Pakistan: Family Networks for Kids (FaNS)

Family Networks for Kids, created by The Human Development Research Foundation (HDRF), helps children through mental health treatment and helps families of these children cope with the stigma and other challenges that come along with mental disorders. These treatments are technologically based, through tablets that provide interactive activities for children to complete. This technology is also beneficial for the entire family. Parents or other guardians can answer questions through an Interactive Voice Response (IVR), which helps identify developmental disorders in children. This saves time and money by families not having to visit a doctor.

An assessment of this program showed positive results from participating children. Children that finished treatments reportedly had an increase in engagement with school and societal functions and improved self-care. With further training and funding, HDRF hopes to continue the FaNS program and help an estimated 3,000 more children and adults with mental health treatment.

Haiti: Zanmi Lasante

The biggest health care provider in Haiti, Zanmi Lasante, was founded in 1983. However, mental health treatment was not a key focus of this organization until the catastrophic earthquake that occurred in 2010. Four core issues focused on the most were depression, epilepsy, psychotic disorders and mental illnesses in children and adolescents.
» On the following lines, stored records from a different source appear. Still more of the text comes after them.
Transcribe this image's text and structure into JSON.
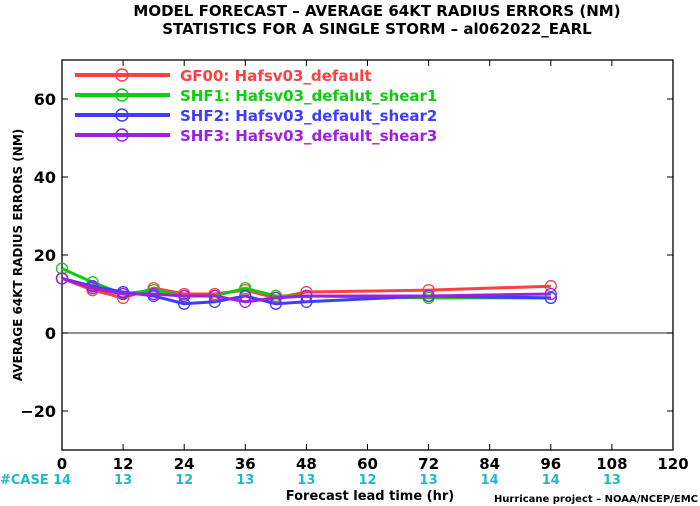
{
  "chart_data": {
    "type": "line",
    "title": "MODEL FORECAST – AVERAGE 64KT RADIUS ERRORS (NM)",
    "subtitle": "STATISTICS FOR A SINGLE STORM – al062022_EARL",
    "xlabel": "Forecast lead time (hr)",
    "ylabel": "AVERAGE 64KT RADIUS ERRORS (NM)",
    "xlim": [
      0,
      120
    ],
    "ylim": [
      -30,
      70
    ],
    "xticks": [
      "0",
      "12",
      "24",
      "36",
      "48",
      "60",
      "72",
      "84",
      "96",
      "108",
      "120"
    ],
    "yticks": [
      "60",
      "40",
      "20",
      "0",
      "−20"
    ],
    "grid": false,
    "legend_position": "top-left",
    "case_label": "#CASE",
    "case_counts": [
      {
        "x": 0,
        "n": "14"
      },
      {
        "x": 12,
        "n": "13"
      },
      {
        "x": 24,
        "n": "12"
      },
      {
        "x": 36,
        "n": "13"
      },
      {
        "x": 48,
        "n": "13"
      },
      {
        "x": 60,
        "n": "12"
      },
      {
        "x": 72,
        "n": "13"
      },
      {
        "x": 84,
        "n": "14"
      },
      {
        "x": 96,
        "n": "14"
      },
      {
        "x": 108,
        "n": "13"
      }
    ],
    "credit": "Hurricane project – NOAA/NCEP/EMC",
    "x": [
      0,
      6,
      12,
      18,
      24,
      30,
      36,
      42,
      48,
      72,
      96
    ],
    "series": [
      {
        "name": "GF00: Hafsv03_default",
        "color": "#ff4040",
        "values": [
          14,
          11,
          9,
          11.5,
          10,
          10,
          11,
          9,
          10.5,
          11,
          12
        ]
      },
      {
        "name": "SHF1: Hafsv03_defalut_shear1",
        "color": "#10cc10",
        "values": [
          16.5,
          13,
          10,
          11,
          9.5,
          9.5,
          11.5,
          9.5,
          9.5,
          9,
          9
        ]
      },
      {
        "name": "SHF2: Hafsv03_default_shear2",
        "color": "#3d3dff",
        "values": [
          14,
          12,
          10.5,
          9.5,
          7.5,
          8,
          9.5,
          7.5,
          8,
          9.5,
          9
        ]
      },
      {
        "name": "SHF3: Hafsv03_default_shear3",
        "color": "#a020e0",
        "values": [
          14,
          11.5,
          10,
          10,
          9.5,
          9.5,
          8,
          9,
          9.5,
          9.5,
          10
        ]
      }
    ],
    "zero_line": 0
  }
}
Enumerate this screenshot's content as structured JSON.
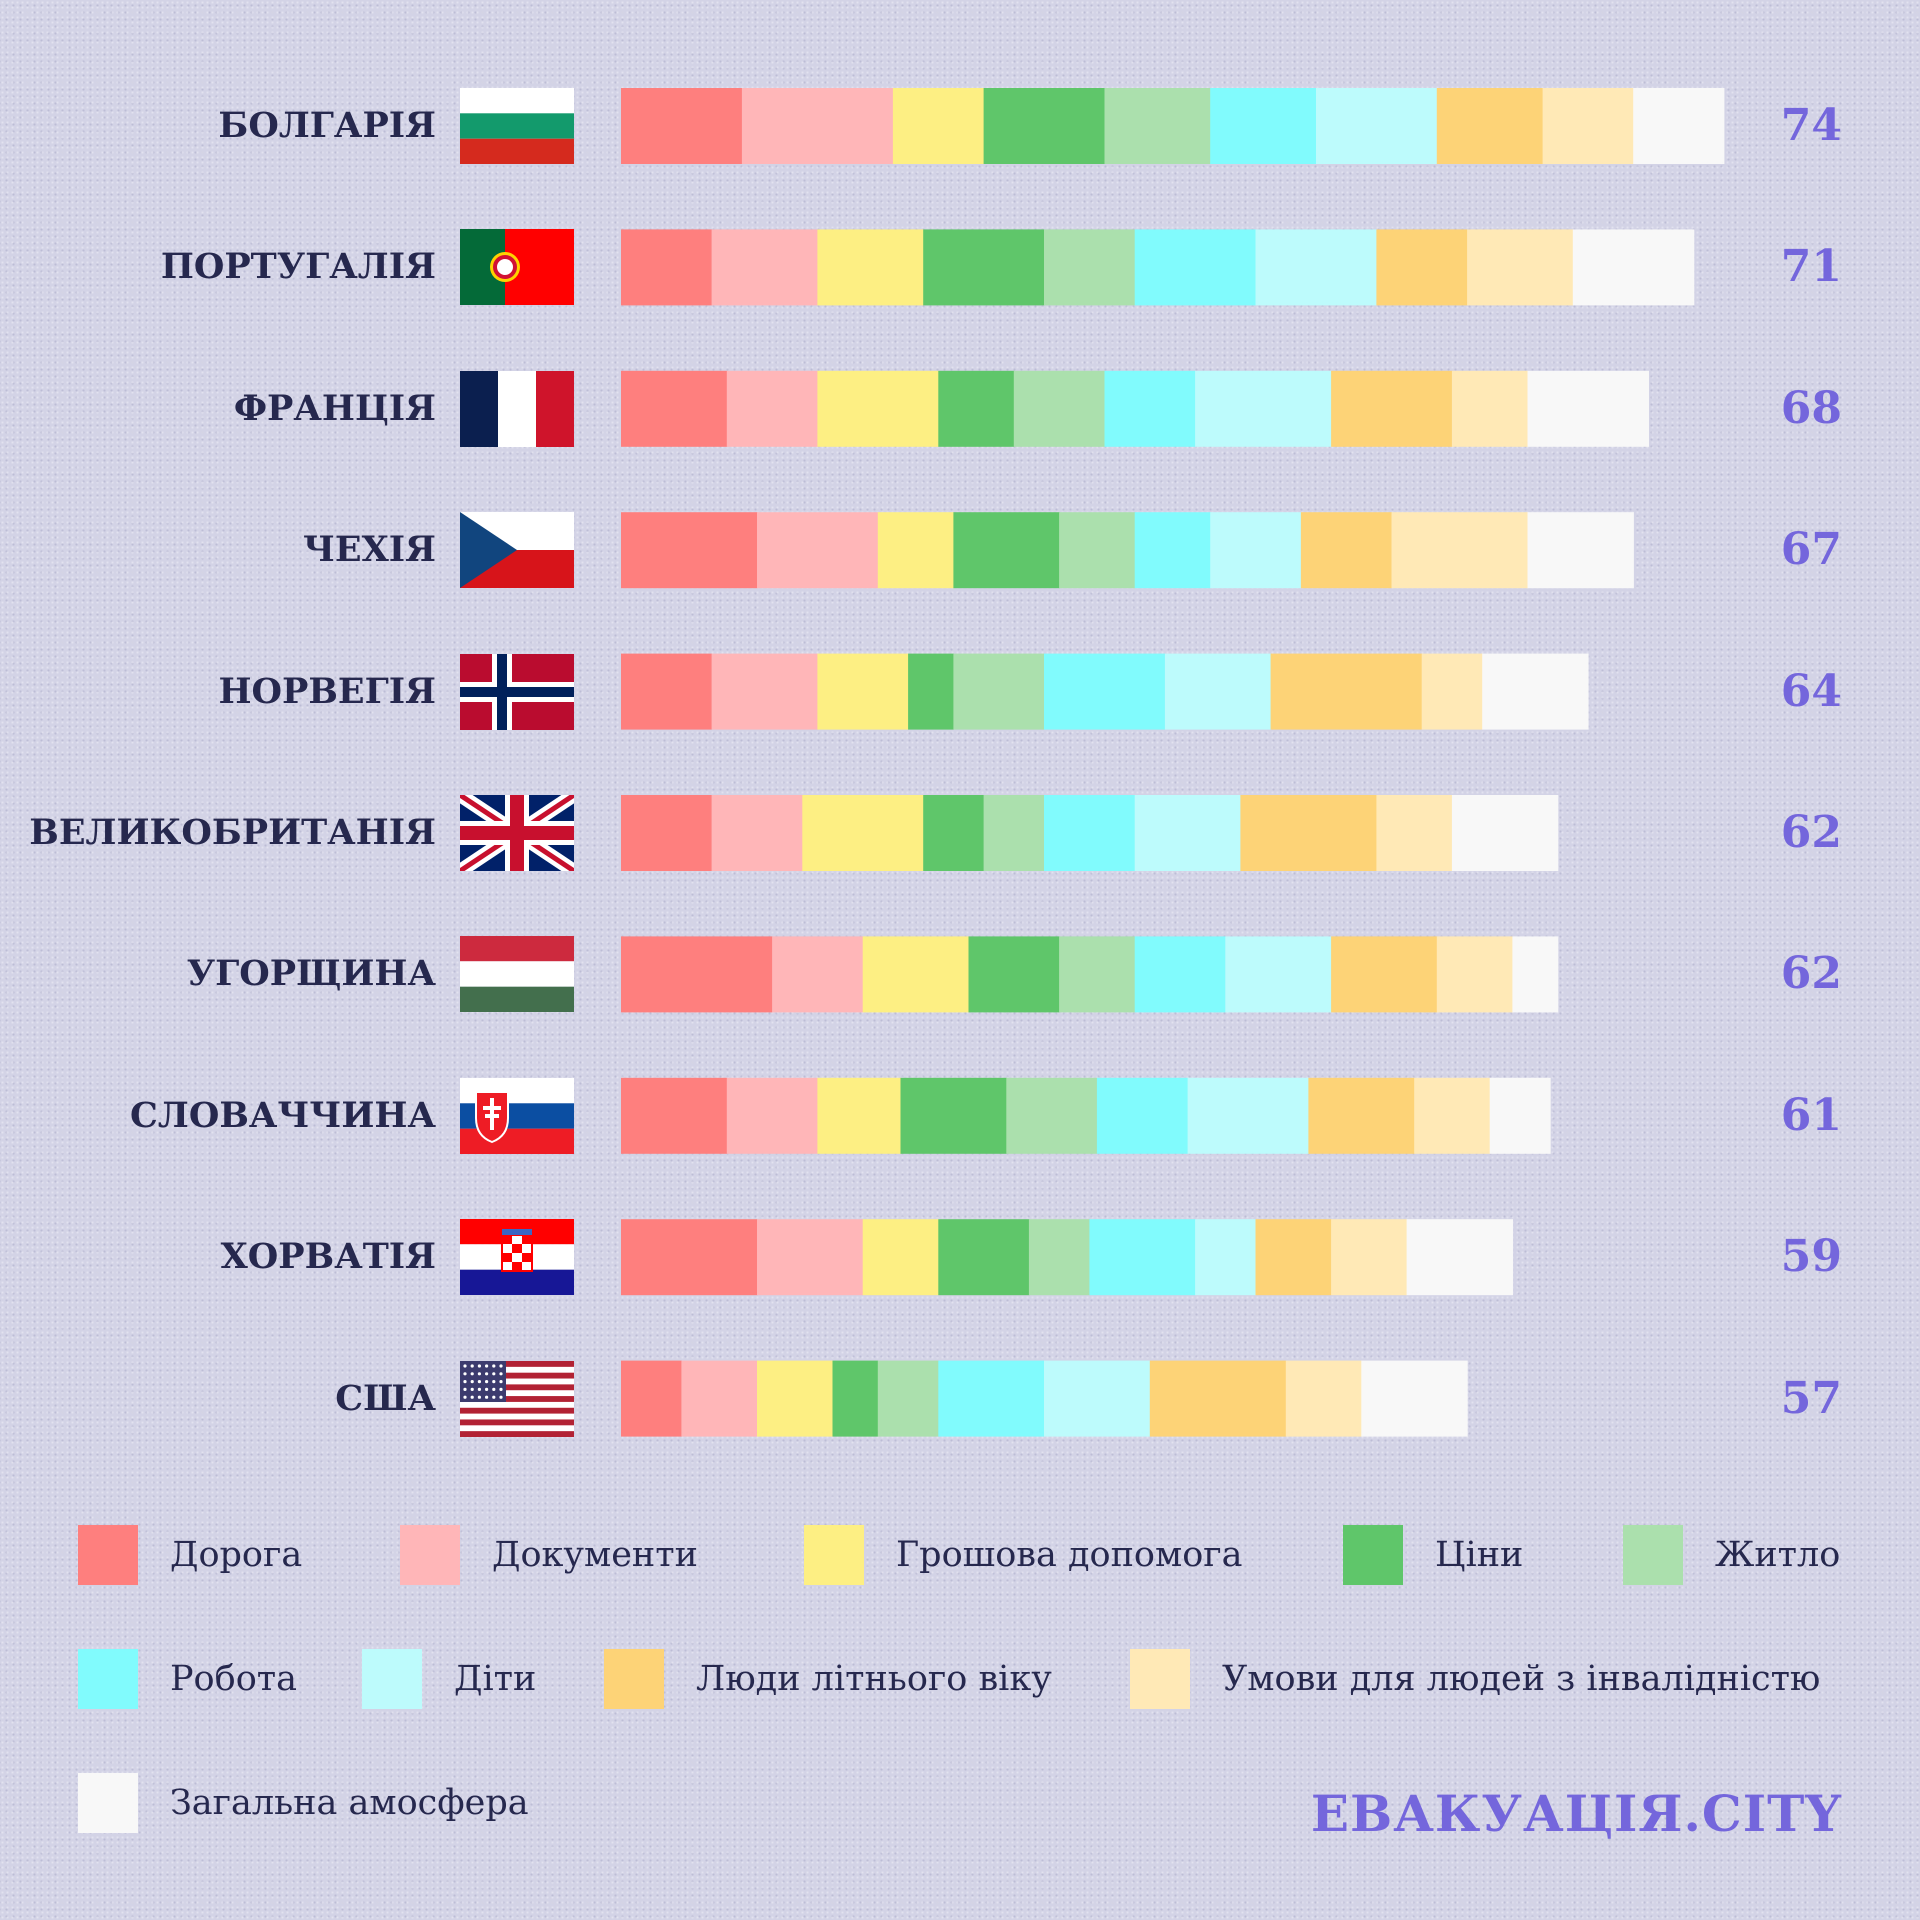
{
  "chart_data": {
    "type": "bar",
    "orientation": "horizontal",
    "stacked": true,
    "categories": [
      "БОЛГАРІЯ",
      "ПОРТУГАЛІЯ",
      "ФРАНЦІЯ",
      "ЧЕХІЯ",
      "НОРВЕГІЯ",
      "ВЕЛИКОБРИТАНІЯ",
      "УГОРЩИНА",
      "СЛОВАЧЧИНА",
      "ХОРВАТІЯ",
      "США"
    ],
    "totals": [
      74,
      71,
      68,
      67,
      64,
      62,
      62,
      61,
      59,
      57
    ],
    "flags": [
      "flag-bulgaria",
      "flag-portugal",
      "flag-france",
      "flag-czechia",
      "flag-norway",
      "flag-uk",
      "flag-hungary",
      "flag-slovakia",
      "flag-croatia",
      "flag-usa"
    ],
    "series": [
      {
        "name": "Дорога",
        "color": "#fe7f7e",
        "values": [
          8,
          6,
          7,
          9,
          6,
          6,
          10,
          7,
          9,
          4
        ]
      },
      {
        "name": "Документи",
        "color": "#ffb6b8",
        "values": [
          10,
          7,
          6,
          8,
          7,
          6,
          6,
          6,
          7,
          5
        ]
      },
      {
        "name": "Грошова допомога",
        "color": "#fdef83",
        "values": [
          6,
          7,
          8,
          5,
          6,
          8,
          7,
          5.5,
          5,
          5
        ]
      },
      {
        "name": "Ціни",
        "color": "#5fc66a",
        "values": [
          8,
          8,
          5,
          7,
          3,
          4,
          6,
          7,
          6,
          3
        ]
      },
      {
        "name": "Житло",
        "color": "#abe0ad",
        "values": [
          7,
          6,
          6,
          5,
          6,
          4,
          5,
          6,
          4,
          4
        ]
      },
      {
        "name": "Робота",
        "color": "#81fbfd",
        "values": [
          7,
          8,
          6,
          5,
          8,
          6,
          6,
          6,
          7,
          7
        ]
      },
      {
        "name": "Діти",
        "color": "#bdfbfc",
        "values": [
          8,
          8,
          9,
          6,
          7,
          7,
          7,
          8,
          4,
          7
        ]
      },
      {
        "name": "Люди літнього віку",
        "color": "#fdd377",
        "values": [
          7,
          6,
          8,
          6,
          10,
          9,
          7,
          7,
          5,
          9
        ]
      },
      {
        "name": "Умови для людей з інвалідністю",
        "color": "#ffe9b6",
        "values": [
          6,
          7,
          5,
          9,
          4,
          5,
          5,
          5,
          5,
          5
        ]
      },
      {
        "name": "Загальна амосфера",
        "color": "#f8f8f8",
        "values": [
          6,
          8,
          8,
          7,
          7,
          7,
          3,
          4,
          7,
          7
        ]
      }
    ]
  },
  "brand": "ЕВАКУАЦІЯ.CITY"
}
Mental health treatment through Zanmi Lasante is normally offered through primary care services. Traditional healers, community health workers, psychologists, social workers, nurses and physicians are all employed through the organization for mental health treatments towards patients.

Leaps and Bounds

These six projects display how much mental health has improved in developing countries. Thousands of adults and children have been diagnosed and treated with various mental disorders due to these initiatives, benefiting from the expertise of trained professionals and generous amounts of funding. Due to their successes, these projects will continue to expand and help more people in need of treatment.